2.債権の性質上相殺の可否が問題となる場合
(1)消滅時効にかかった債権による相殺
 当社のA社に対する債権がうっかり時効消滅してしまったとしたら、なお、当社はA社に対して相殺を行使することができるでしょうか。
 このように自動債権が時効で消滅しても、その消滅以前に相殺適状になっている場合には、なお相殺に用いることができます(民法508条)。本来、消滅時効にかかってしまった債権は、履行を請求しても相手方から権利の消滅を主張されれば、結局回収することできなくなってしまいます。しかし、当事者双方が同種の債権を有し、しかも両方の債権が相殺できる状況にある場合には、それらの債権が対当額において既に清算されてしまったものと考えるのも無理からぬところなので、民法は公平の見地からこのような場合にも相殺を認めているのです。

(2)譲渡された債権の相殺
 A社が当社に対する債権をBに譲渡し、A社から債権譲渡通知が到達したとしたら、当社は相殺を行使できなくなるのでしょうか。
 このように受働債権の譲渡がなされても、当社はBに対して相殺をすることができます。民法は、債務者の意思に関係なく行われる債権譲渡により債務者の地位が譲渡前より不利益になることを防止するため、債務者がその通知を受けるまでに「譲渡人に対して生じた事由」をもって譲受人に主張できるものと定めているのです(民法468条2項)。

(3)差押えられた債権の相殺
 A社の当社に対する債権がBに差押えれらたとしても、やはり当社は相殺を主張できるでしょうか。

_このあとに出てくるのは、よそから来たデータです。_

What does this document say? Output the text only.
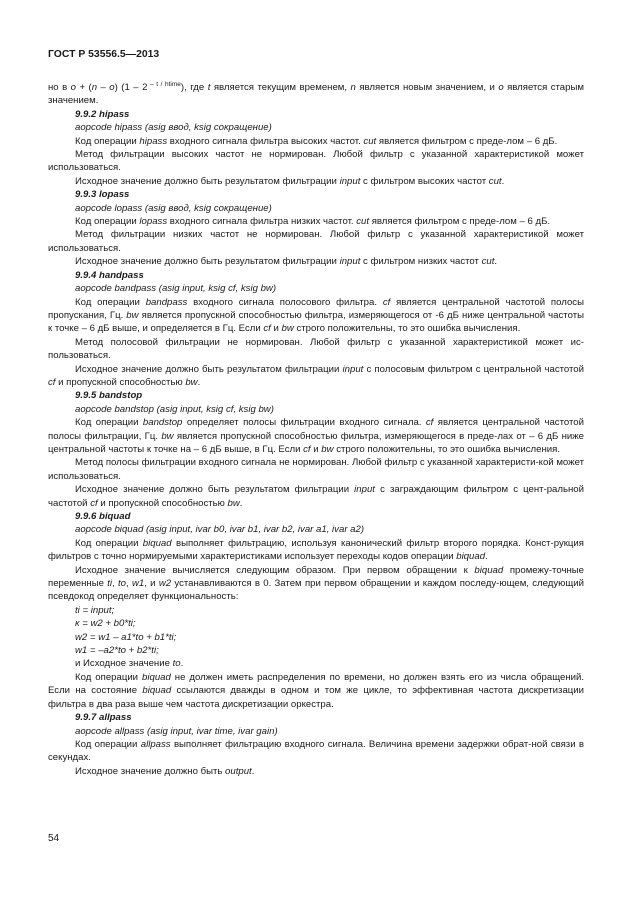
ГОСТ Р 53556.5—2013

но в o + (n – o) (1 – 2 $^{- t / htime}$), где t является текущим временем, n является новым значением, и o является старым значением.

9.9.2 hipass

aopcode hipass (asig ввод, ksig сокращение)

Код операции hipass входного сигнала фильтра высоких частот. cut является фильтром с преде-лом – 6 дБ.

Метод фильтрации высоких частот не нормирован. Любой фильтр с указанной характеристикой может использоваться.

Исходное значение должно быть результатом фильтрации input с фильтром высоких частот cut.

9.9.3 lopass

aopcode lopass (asig ввод, ksig сокращение)

Код операции lopass входного сигнала фильтра низких частот. cut является фильтром с преде-лом – 6 дБ.

Метод фильтрации низких частот не нормирован. Любой фильтр с указанной характеристикой может использоваться.

Исходное значение должно быть результатом фильтрации input с фильтром низких частот cut.

9.9.4 handpass

aopcode bandpass (asig input, ksig cf, ksig bw)

Код операции bandpass входного сигнала полосового фильтра. cf является центральной частотой полосы пропускания, Гц. bw является пропускной способностью фильтра, измеряющегося от -6 дБ ниже центральной частоты к точке – 6 дБ выше, и определяется в Гц. Если cf и bw строго положительны, то это ошибка вычисления.

Метод полосовой фильтрации не нормирован. Любой фильтр с указанной характеристикой может ис-пользоваться.

Исходное значение должно быть результатом фильтрации input с полосовым фильтром с центральной частотой cf и пропускной способностью bw.

9.9.5 bandstop

aopcode bandstop (asig input, ksig cf, ksig bw)

Код операции bandstop определяет полосы фильтрации входного сигнала. cf является центральной частотой полосы фильтрации, Гц. bw является пропускной способностью фильтра, измеряющегося в преде-лах от – 6 дБ ниже центральной частоты к точке на – 6 дБ выше, в Гц. Если cf и bw строго положительны, то это ошибка вычисления.

Метод полосы фильтрации входного сигнала не нормирован. Любой фильтр с указанной характеристи-кой может использоваться.

Исходное значение должно быть результатом фильтрации input с заграждающим фильтром с цент-ральной частотой cf и пропускной способностью bw.

9.9.6 biquad

aopcode biquad (asig input, ivar b0, ivar b1, ivar b2, ivar a1, ivar a2)

Код операции biquad выполняет фильтрацию, используя канонический фильтр второго порядка. Конст-рукция фильтров с точно нормируемыми характеристиками использует переходы кодов операции biquad.

Исходное значение вычисляется следующим образом. При первом обращении к biquad промежу-точные переменные ti, to, w1, и w2 устанавливаются в 0. Затем при первом обращении и каждом последу-ющем, следующий псевдокод определяет функциональность:

ti = input;

к = w2 + b0*ti;

w2 = w1 – a1*to + b1*ti;

w1 = –a2*to + b2*ti;

и Исходное значение to.

Код операции biquad не должен иметь распределения по времени, но должен взять его из числа обращений. Если на состояние biquad ссылаются дважды в одном и том же цикле, то эффективная частота дискретизации фильтра в два раза выше чем частота дискретизации оркестра.

9.9.7 allpass

aopcode allpass (asig input, ivar time, ivar gain)

Код операции allpass выполняет фильтрацию входного сигнала. Величина времени задержки обрат-ной связи в секундах.

Исходное значение должно быть output.

54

 この場合、当社のA社に対する債権が差押え後に取得されたものでない限り、自動債権および受働債権の弁済期の前後を問わず、相殺適状に達しさえすれば、当社は相殺することができます。民法は、支払の差止め後に取得した債権による相殺を禁止していますが(民法511条)、この規定によれば、差押え前から自動債権を有する場合には相殺ができることを示しており、実質的にも、債務者に対して反対債権を有する第三債務者としては、将来債務者の財産状態が悪化した場合に、相殺することにより清算を図れるとの期待があり、この期待は合理的で保護に値するからです。